Effectivement, des articles vont dans ce sens, par exemple, l'article 17 du code civil vénézuélien détermine que « Le fœtus sera considéré comme né dès lors que cela est bénéfique pour lui, et pour être considéré comme une personne, il suffit qu'il soit né vivant ». Non seulement, il est fait référence au nasciturus conceptus, mais également au concepturus, ou enfant non encore conçu, lorsque par exemple l'article 1.443 dispose que « Les enfants à naitre d'une personne déterminée peuvent recevoir des donations, même s'ils ne sont pas encore conçus... ». Évidemment, recourir à une loi nationale future ou à celle du domicile introduit un paramètre incertain : on ne sait pas quelle sera la loi nationale du conceptus ou du concepturus jusqu'à la date de la naissance. En matière de nationalité, on ne connait pas à cent pour cent la nationalité des parents au moment de la naissance (en cas de transmission iure sanguinis) ni, non plus, le lieu de la naissance (en cas de transmission iure soli). Faire de la fiction au moment où une mesure doit être adoptée – par exemple une mesure conservatoire pour la protection d'éventuels droits – s'avère complexe. Et attendre la naissance est inefficient.

L'application de la loi du for est une solution simple et sûre qui, non seulement doit céder sa place, dans les derniers cas mentionnés, au profit de la loi qui est applicable au fond du droit en question.

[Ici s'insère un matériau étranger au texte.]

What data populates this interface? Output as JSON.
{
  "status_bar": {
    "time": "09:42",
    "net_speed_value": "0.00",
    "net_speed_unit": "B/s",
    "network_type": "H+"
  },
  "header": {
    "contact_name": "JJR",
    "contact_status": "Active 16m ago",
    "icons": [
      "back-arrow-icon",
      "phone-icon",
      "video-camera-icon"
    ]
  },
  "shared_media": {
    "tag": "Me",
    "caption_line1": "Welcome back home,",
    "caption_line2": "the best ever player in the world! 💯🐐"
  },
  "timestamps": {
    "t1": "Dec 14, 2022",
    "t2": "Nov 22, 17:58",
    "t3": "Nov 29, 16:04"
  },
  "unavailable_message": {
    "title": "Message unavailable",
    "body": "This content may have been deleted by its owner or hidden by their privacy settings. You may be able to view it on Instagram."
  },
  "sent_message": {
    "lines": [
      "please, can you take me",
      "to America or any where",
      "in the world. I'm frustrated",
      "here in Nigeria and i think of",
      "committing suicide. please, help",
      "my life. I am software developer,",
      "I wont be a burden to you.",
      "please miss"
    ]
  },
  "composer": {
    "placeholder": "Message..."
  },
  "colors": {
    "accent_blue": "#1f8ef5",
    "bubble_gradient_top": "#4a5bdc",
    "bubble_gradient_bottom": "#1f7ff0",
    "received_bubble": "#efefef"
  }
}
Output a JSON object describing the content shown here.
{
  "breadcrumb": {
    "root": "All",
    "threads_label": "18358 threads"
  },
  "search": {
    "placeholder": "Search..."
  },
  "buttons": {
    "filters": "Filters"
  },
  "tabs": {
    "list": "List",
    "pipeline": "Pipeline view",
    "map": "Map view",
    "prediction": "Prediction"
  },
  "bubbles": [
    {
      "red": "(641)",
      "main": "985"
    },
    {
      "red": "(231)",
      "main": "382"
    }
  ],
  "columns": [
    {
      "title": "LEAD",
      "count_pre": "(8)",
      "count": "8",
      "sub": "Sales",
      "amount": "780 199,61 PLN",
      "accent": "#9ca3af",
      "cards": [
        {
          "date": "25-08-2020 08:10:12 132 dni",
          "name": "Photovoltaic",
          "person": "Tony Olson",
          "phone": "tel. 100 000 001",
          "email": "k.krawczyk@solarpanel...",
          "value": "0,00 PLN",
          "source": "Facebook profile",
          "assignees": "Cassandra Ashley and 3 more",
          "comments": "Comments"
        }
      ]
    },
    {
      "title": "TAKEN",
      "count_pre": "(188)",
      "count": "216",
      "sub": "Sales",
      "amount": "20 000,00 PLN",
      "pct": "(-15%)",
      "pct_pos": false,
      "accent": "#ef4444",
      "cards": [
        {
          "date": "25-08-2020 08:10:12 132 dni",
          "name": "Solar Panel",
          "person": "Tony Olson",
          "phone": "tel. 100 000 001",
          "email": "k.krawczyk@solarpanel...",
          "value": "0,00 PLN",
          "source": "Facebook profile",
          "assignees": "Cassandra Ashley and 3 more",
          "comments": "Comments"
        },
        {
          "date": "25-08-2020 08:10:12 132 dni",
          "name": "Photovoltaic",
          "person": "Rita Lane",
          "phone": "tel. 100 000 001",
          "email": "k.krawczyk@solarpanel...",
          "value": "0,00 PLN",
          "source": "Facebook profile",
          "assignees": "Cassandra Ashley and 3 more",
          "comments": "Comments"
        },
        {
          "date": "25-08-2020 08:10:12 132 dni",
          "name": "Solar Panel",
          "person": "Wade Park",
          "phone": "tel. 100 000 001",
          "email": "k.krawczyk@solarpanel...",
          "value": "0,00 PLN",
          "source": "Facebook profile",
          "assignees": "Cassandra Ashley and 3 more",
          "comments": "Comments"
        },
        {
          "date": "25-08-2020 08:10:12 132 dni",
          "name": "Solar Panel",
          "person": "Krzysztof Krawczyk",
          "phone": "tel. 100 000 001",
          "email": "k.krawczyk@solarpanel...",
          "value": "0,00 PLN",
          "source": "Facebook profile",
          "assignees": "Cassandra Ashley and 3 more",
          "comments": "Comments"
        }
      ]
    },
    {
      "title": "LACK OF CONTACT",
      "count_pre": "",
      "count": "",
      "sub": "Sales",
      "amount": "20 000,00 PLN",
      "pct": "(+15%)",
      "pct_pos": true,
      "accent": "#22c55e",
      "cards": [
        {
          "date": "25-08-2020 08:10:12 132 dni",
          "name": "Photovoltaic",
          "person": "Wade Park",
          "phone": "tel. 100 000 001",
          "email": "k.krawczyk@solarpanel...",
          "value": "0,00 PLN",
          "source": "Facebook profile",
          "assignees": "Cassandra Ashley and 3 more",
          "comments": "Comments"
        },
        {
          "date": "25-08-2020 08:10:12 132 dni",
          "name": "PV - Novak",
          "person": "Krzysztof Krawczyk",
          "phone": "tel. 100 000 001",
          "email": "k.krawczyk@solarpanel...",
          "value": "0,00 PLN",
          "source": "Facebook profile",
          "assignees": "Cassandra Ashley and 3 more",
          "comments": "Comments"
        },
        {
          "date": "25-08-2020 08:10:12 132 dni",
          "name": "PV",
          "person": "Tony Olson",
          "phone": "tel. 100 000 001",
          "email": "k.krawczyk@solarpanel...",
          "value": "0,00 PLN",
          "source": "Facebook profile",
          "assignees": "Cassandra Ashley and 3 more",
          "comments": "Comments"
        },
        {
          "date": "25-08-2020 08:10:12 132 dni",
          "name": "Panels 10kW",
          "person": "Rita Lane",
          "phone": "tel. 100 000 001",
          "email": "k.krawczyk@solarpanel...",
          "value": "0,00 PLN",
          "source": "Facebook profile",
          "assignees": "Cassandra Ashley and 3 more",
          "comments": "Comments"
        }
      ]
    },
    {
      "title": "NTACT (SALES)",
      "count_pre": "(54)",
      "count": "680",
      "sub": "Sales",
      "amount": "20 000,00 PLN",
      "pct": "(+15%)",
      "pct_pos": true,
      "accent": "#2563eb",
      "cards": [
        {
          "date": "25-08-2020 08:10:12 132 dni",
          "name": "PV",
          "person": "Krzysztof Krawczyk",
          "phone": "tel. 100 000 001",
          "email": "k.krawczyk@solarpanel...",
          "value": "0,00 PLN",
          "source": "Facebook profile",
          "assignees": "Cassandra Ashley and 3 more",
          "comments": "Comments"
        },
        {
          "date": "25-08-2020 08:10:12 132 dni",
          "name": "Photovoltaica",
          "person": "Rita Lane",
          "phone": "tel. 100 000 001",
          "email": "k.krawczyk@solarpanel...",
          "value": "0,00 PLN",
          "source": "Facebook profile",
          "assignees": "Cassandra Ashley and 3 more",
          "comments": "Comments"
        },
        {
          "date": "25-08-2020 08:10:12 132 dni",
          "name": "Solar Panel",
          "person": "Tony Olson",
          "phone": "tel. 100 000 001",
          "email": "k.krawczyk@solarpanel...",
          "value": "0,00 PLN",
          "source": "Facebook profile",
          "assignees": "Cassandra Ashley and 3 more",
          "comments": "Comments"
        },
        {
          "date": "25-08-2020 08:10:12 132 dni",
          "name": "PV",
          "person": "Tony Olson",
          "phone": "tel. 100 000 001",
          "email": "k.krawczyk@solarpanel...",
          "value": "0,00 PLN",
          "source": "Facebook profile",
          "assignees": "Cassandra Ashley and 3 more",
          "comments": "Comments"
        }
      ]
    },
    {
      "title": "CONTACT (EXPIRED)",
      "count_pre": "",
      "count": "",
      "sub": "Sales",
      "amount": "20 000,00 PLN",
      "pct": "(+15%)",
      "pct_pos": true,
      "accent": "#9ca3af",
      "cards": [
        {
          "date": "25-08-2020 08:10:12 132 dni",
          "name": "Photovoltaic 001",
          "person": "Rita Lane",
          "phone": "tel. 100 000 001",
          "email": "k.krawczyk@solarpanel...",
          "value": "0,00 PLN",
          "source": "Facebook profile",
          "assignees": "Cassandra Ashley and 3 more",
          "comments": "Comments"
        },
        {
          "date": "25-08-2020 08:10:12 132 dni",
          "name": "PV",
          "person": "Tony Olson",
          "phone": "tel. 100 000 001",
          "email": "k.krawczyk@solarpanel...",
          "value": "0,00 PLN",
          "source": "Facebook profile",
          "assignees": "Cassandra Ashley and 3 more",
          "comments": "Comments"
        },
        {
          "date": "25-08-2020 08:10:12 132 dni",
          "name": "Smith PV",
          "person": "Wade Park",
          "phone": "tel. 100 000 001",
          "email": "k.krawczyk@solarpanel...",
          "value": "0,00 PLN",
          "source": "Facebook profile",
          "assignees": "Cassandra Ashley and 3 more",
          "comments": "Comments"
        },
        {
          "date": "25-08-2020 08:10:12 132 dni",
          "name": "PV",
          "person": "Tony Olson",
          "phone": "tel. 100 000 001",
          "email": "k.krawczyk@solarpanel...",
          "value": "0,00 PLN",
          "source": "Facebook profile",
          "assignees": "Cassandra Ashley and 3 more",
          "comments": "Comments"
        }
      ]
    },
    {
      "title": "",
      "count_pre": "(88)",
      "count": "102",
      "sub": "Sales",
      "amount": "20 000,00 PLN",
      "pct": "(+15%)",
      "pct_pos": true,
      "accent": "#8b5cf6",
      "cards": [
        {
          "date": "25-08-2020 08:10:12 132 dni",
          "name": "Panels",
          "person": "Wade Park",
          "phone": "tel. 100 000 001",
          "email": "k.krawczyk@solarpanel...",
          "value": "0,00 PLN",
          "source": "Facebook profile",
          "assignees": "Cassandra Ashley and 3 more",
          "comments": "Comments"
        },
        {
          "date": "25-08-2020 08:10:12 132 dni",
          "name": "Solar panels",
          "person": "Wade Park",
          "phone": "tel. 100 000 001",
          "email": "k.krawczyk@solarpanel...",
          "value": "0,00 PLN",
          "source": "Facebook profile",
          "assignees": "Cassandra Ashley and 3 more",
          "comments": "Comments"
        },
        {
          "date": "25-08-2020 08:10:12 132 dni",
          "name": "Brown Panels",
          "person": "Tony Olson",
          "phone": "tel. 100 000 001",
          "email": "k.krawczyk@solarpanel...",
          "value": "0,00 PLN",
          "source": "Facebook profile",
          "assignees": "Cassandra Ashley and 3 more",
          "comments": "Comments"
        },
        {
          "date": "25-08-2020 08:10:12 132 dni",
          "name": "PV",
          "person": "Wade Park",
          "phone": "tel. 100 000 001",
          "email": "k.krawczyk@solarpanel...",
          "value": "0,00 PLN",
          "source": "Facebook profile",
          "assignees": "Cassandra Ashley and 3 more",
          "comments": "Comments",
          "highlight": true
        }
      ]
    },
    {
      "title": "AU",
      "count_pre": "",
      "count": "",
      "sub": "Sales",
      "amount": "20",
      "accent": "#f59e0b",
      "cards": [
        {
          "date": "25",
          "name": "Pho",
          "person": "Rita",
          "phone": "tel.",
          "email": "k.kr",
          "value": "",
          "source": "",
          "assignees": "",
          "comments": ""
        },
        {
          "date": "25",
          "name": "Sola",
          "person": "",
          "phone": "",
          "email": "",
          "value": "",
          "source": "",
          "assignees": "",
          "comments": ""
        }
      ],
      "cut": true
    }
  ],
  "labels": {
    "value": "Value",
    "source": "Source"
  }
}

Ainsi s'il s'agit de droits successoraux ce sera au profit de la loi qui régira la succession, par exemple, s'il s'agit d'une donation dans les termes mentionnés à l'article 1443 du code civil vénézuélien, ce sera au profit de la loi qui régira la donation298.

220. La disparition de la personnalité juridique, qui est généralement liée uniquement à la mort physique de la personne, pourrait sans poser aucun problème technique être régie par la loi personnelle de l'intéressée (quelle qu'elle soit) étant entendue qu'elle serait facilement identifiable (par la nationalité, le domicile ou autre). Opter pour la loi du for est également simple et prévisible et, surtout, cela correspond le mieux au besoin de proximité entre les éléments strictement médicaux ou médico-légaux et les éventuelles dispositions légales qui déterminent le moment de l'extinction de la personnalité.

221. Quant au second paragraphe, il ne vise pas l'exercice des droits civils, protégés par une garantie constitutionnelle et donc que nous pourrions qualifier d'ordre public, (dans le sens de l'article 3, II du code Bustamante) mais il vise les droits civils personnels ou « d'ordre public interne » qui sont soumis à la loi du domicile, ce qui est relativement commun pour des raisons purement opérationnelles299.